Trade deficit widens after racing imports

Trade deficit more than doubled in the first seven months of the fiscal year from a year ago on the back of high import growth.

At the end of January, the trade deficit stood at $5.72 billion, up from $2.79 billion recorded a year ago, according to central bank statistics.

During the period, imports soared 16.43 percent, while exports crept up 2.07 percent.

However, capital machinery imports, a barometer for investment activities brewing in a country, accounted for a major portion of the import growth between July last year and January this year, suggesting investment is finally picking up.

The import of capital machinery shot up 24 percent year-on-year in the first seven months of fiscal 2014-15, the highest among all sectors, according to letters of credit settlement statistics.
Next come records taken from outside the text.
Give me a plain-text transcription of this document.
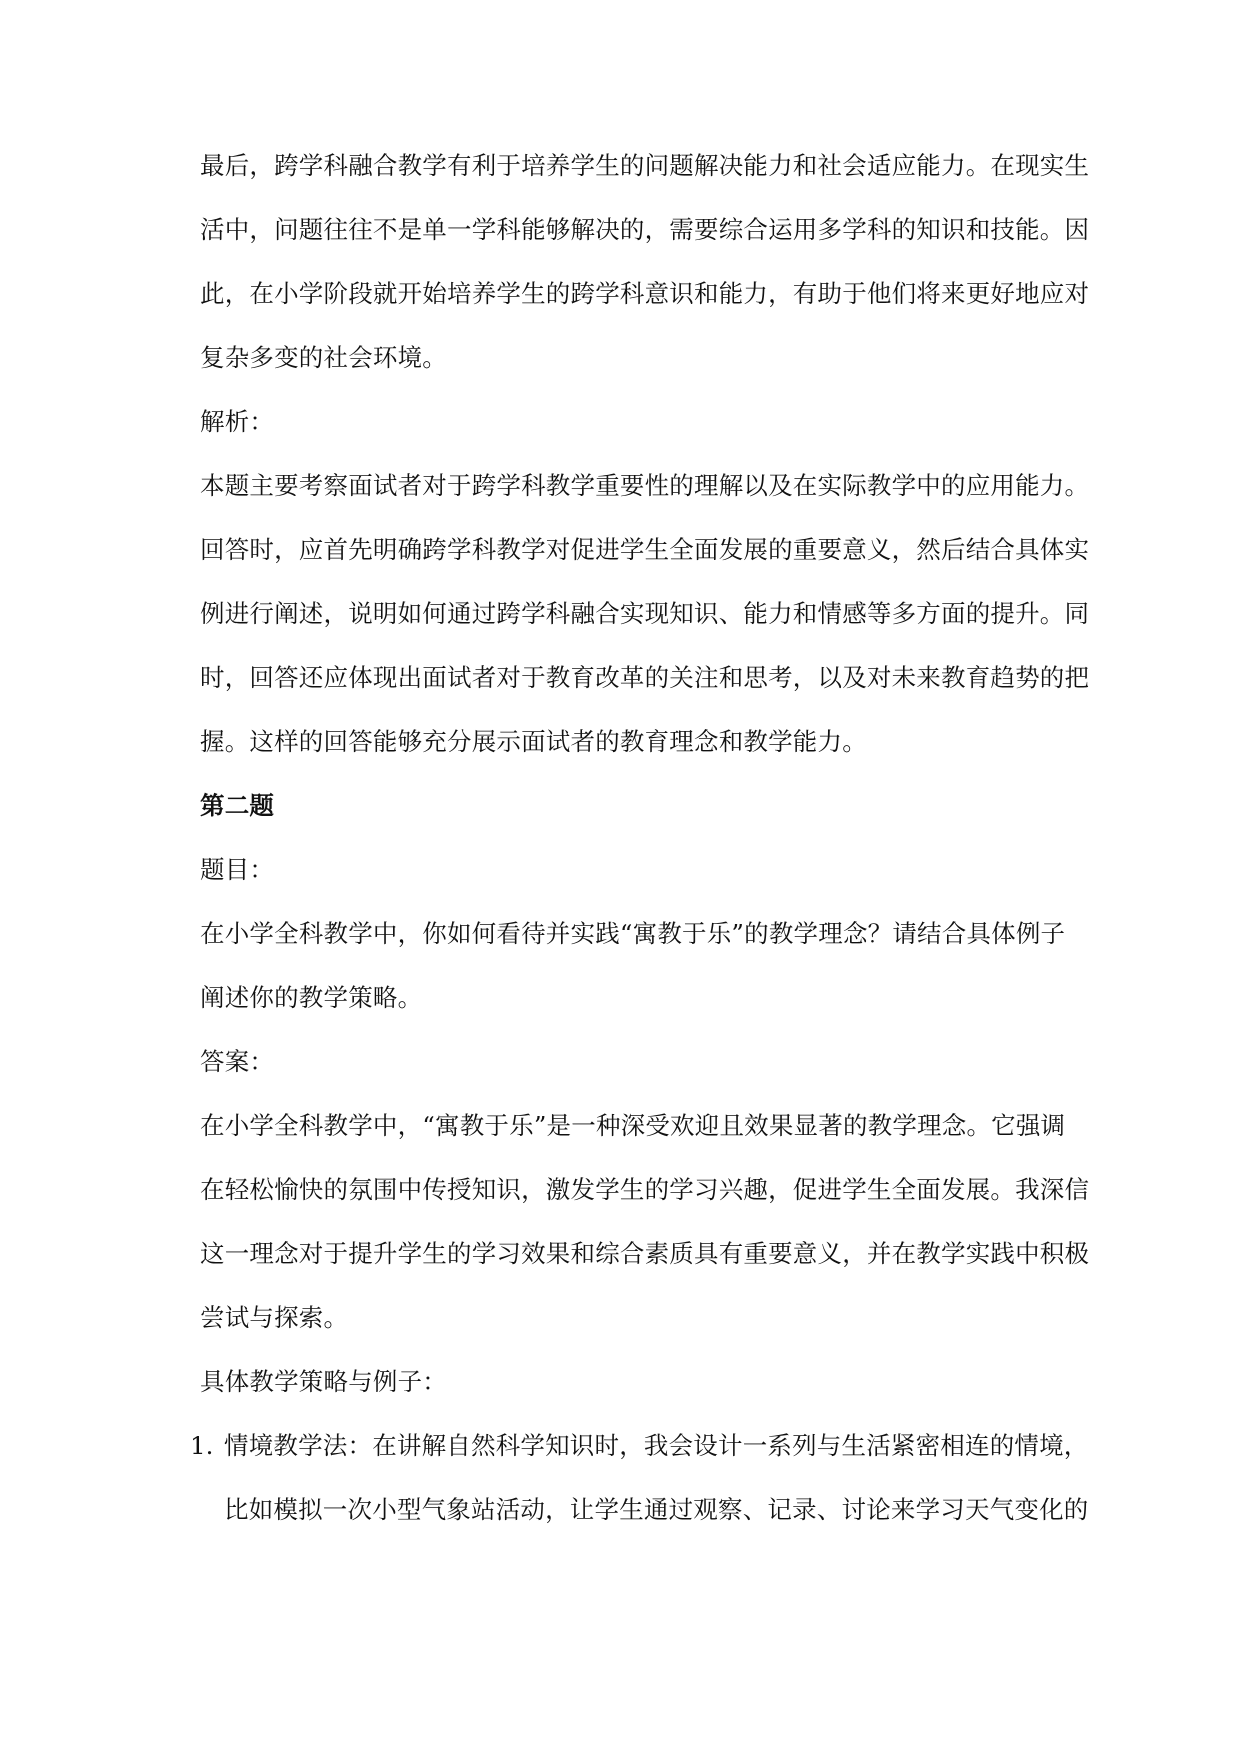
最后，跨学科融合教学有利于培养学生的问题解决能力和社会适应能力。在现实生
活中，问题往往不是单一学科能够解决的，需要综合运用多学科的知识和技能。因
此，在小学阶段就开始培养学生的跨学科意识和能力，有助于他们将来更好地应对
复杂多变的社会环境。
解析：
本题主要考察面试者对于跨学科教学重要性的理解以及在实际教学中的应用能力。
回答时，应首先明确跨学科教学对促进学生全面发展的重要意义，然后结合具体实
例进行阐述，说明如何通过跨学科融合实现知识、能力和情感等多方面的提升。同
时，回答还应体现出面试者对于教育改革的关注和思考，以及对未来教育趋势的把
握。这样的回答能够充分展示面试者的教育理念和教学能力。
第二题
题目：
在小学全科教学中，你如何看待并实践“寓教于乐”的教学理念？请结合具体例子
阐述你的教学策略。
答案：
在小学全科教学中，“寓教于乐”是一种深受欢迎且效果显著的教学理念。它强调
在轻松愉快的氛围中传授知识，激发学生的学习兴趣，促进学生全面发展。我深信
这一理念对于提升学生的学习效果和综合素质具有重要意义，并在教学实践中积极
尝试与探索。
具体教学策略与例子：
1. 情境教学法：在讲解自然科学知识时，我会设计一系列与生活紧密相连的情境，
比如模拟一次小型气象站活动，让学生通过观察、记录、讨论来学习天气变化的
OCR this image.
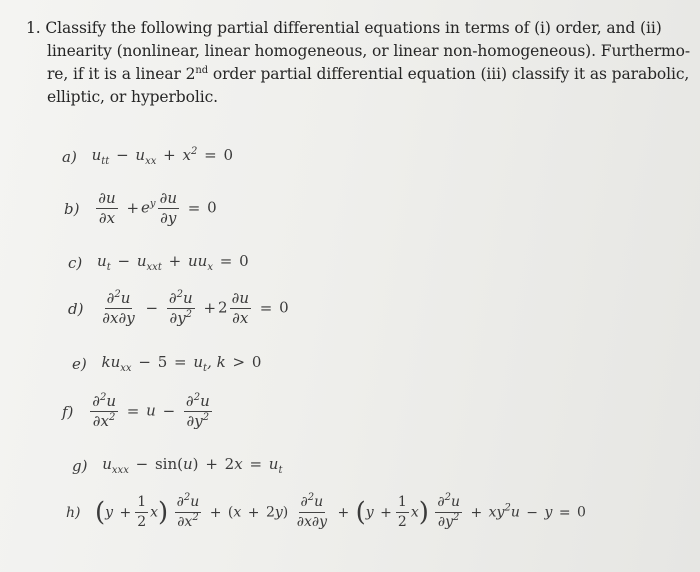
1. Classify the following partial differential equations in terms of (i) order, and (ii)
linearity (nonlinear, linear homogeneous, or linear non-homogeneous). Furthermo-
re, if it is a linear 2nd order partial differential equation (iii) classify it as parabolic,
elliptic, or hyperbolic.
a) $u_{tt} - u_{xx} + x^2 = 0$
$b) \frac{\partial u}{\partial x} + e^y \frac{\partial u}{\partial y} = 0$
c) $u_t - u_{xxt} + uu_x = 0$
$d) \frac{\partial^2u}{\partial x\partial y} - \frac{\partial^2u}{\partial y^2} + 2 \frac{\partial u}{\partial x} = 0$
e) $ku_{xx} - 5 = u_t$, k > 0
$f) \frac{\partial^2u}{\partial x^2} = u - \frac{\partial^2u}{\partial y^2}$
g) $u_{xxx} - \sin(u) + 2x = u_t$
h) $(y + \frac{1}{2} x) \frac{\partial^2u}{\partial x^2} + (x + 2y) \frac{\partial^2u}{\partial x\partial y} + (y + \frac{1}{2} x) \frac{\partial^2u}{\partial y^2} + xy^2u - y = 0$
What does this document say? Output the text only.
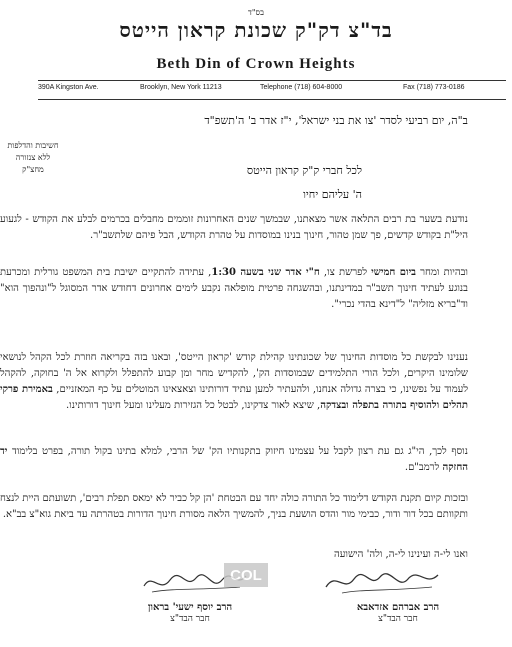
בס"ד
בד"צ דק"ק שכונת קראון הייטס
Beth Din of Crown Heights
390A Kingston Ave.	Brooklyn, New York 11213	Telephone (718) 604-8000	Fax (718) 773-0186
ב"ה, יום רביעי לסדר 'צו את בני ישראל', י"ז אדר ב' ה'תשפ"ד
חשיבות והדלפות
ללא צנזורה
מחצ"ק	לכל חברי ק"ק קראון הייטס
ה' עליהם יחיו
נודעת בשער בת רבים התלאה אשר מצאתנו, שבמשך שנים האחרונות זוממים מחבלים בכרמים לבלע את הקודש - לגעוע היל"ת בקודש קדשים, פך שמן טהור, חינוך בנינו במוסדות על טהרת הקודש, הבל פיהם שלתשב"ר.
ובהיות ומחר ביום חמישי לפרשת צו, ח"י אדר שני בשעה 1:30, עתידה להתקיים ישיבת בית המשפט גורלית ומכרעת בנוגע לעתיד חינוך תשב"ר במדינתנו, ובהשגחה פרטית מופלאה נקבע לימים אחרונים דחודש אדר המסוגל ל"ונהפוך הוא" וד"בריא מזליה" ל"דינא בהדי נכרי".
נענינו לבקשת כל מוסדות החינוך של שכונתינו קהילת קודש 'קראון הייטס', ובאנו בזה בקריאה חוזרת לכל הקהל לנושאי שלומינו היקרים, ולכל הורי התלמידים שבמוסדות הק', להקדיש מחר ומן קבוע להתפלל ולקרוא אל ה' בחוקה, להקהל לעמוד על נפשינו, כי בצרה גדולה אנחנו, ולהעתיר למען עתיד דורותינו וצאצאינו המוטלים על כף המאזניים, באמירת פרקי תהלים ולהוסיף בתורה בתפלה ובצדקה, שיצא לאור צדקינו, לבטל כל הגזירות מעלינו ומעל חינוך דורותינו.
נוסף לכך, הי"ג גם עת רצון לקבל על עצמינו חיזוק בתקנותיו הק' של הרבי, למלא בתינו בקול תורה, בפרט בלימוד יד החזקה לרמב"ם.
ובזכות קיום תקנת הקודש דלימוד כל התורה כולה יחד עם הבטחת 'הן קל כביר לא ימאס תפלת רבים', תשועתם היית לנצח ותקוותם בכל דור ודור, כבימי מור והדס הושעת בניך, להמשיך הלאה מסורת חינוך הדורות בטהרתה עד ביאת גוא"צ בב"א.
ואנו לי-ה ועינינו לי-ה, ולה' הישועה
COL
הרב אברהם אזדאבא
חבר הבד"צ
הרב יוסף ישעי' בראון
חבר הבד"צ
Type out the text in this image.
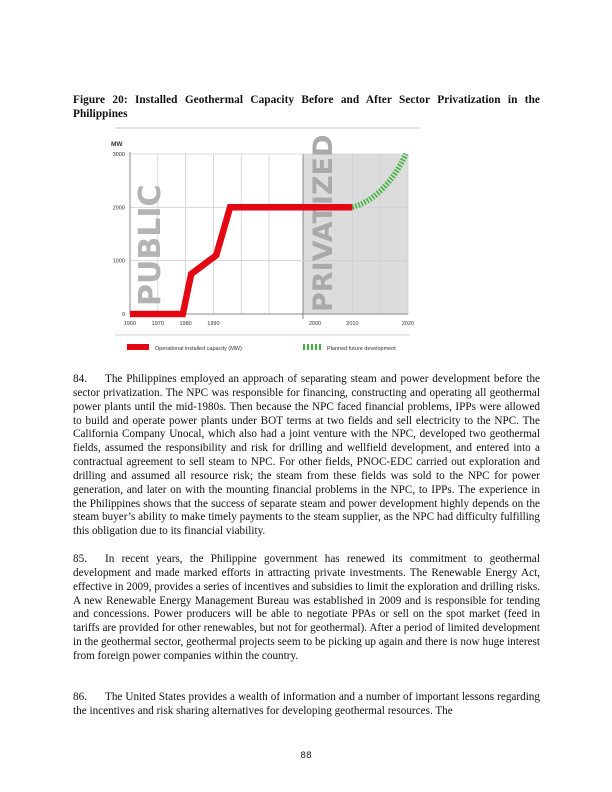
Figure 20: Installed Geothermal Capacity Before and After Sector Privatization in the Philippines
PUBLIC	PRIVATIZED
MW
3000
2000
1000
0
1960	1970	1980	1990	2000	2010	2020
Operational installed capacity (MW)	Planned future development

84. The Philippines employed an approach of separating steam and power development before the sector privatization. The NPC was responsible for financing, constructing and operating all geothermal power plants until the mid-1980s. Then because the NPC faced financial problems, IPPs were allowed to build and operate power plants under BOT terms at two fields and sell electricity to the NPC. The California Company Unocal, which also had a joint venture with the NPC, developed two geothermal fields, assumed the responsibility and risk for drilling and wellfield development, and entered into a contractual agreement to sell steam to NPC. For other fields, PNOC-EDC carried out exploration and drilling and assumed all resource risk; the steam from these fields was sold to the NPC for power generation, and later on with the mounting financial problems in the NPC, to IPPs. The experience in the Philippines shows that the success of separate steam and power development highly depends on the steam buyer’s ability to make timely payments to the steam supplier, as the NPC had difficulty fulfilling this obligation due to its financial viability.

85. In recent years, the Philippine government has renewed its commitment to geothermal development and made marked efforts in attracting private investments. The Renewable Energy Act, effective in 2009, provides a series of incentives and subsidies to limit the exploration and drilling risks. A new Renewable Energy Management Bureau was established in 2009 and is responsible for tending and concessions. Power producers will be able to negotiate PPAs or sell on the spot market (feed in tariffs are provided for other renewables, but not for geothermal). After a period of limited development in the geothermal sector, geothermal projects seem to be picking up again and there is now huge interest from foreign power companies within the country.

86. The United States provides a wealth of information and a number of important lessons regarding the incentives and risk sharing alternatives for developing geothermal resources. The

88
However, the political unrest, which set off in the first week of January, has resulted in an abrupt drop in imports, which will go on to ease pressure on trade balance.

The central bank yesterday released the data on January's LC openings and settlement, which showed that imports dropped 7 percent year-on-year in January and in the first two weeks of February, it declined 6.94 percent.

Meanwhile, the overall balance at the end of the first seven months of the fiscal year stood at $1.7 billion in the surplus, on the back of an increase in disbursement of foreign direct investment, medium- and long-term loans.

During the period, net FDI rose 5 percent to $850 million and medium- and long-term loans 12 percent to $1.4 billion.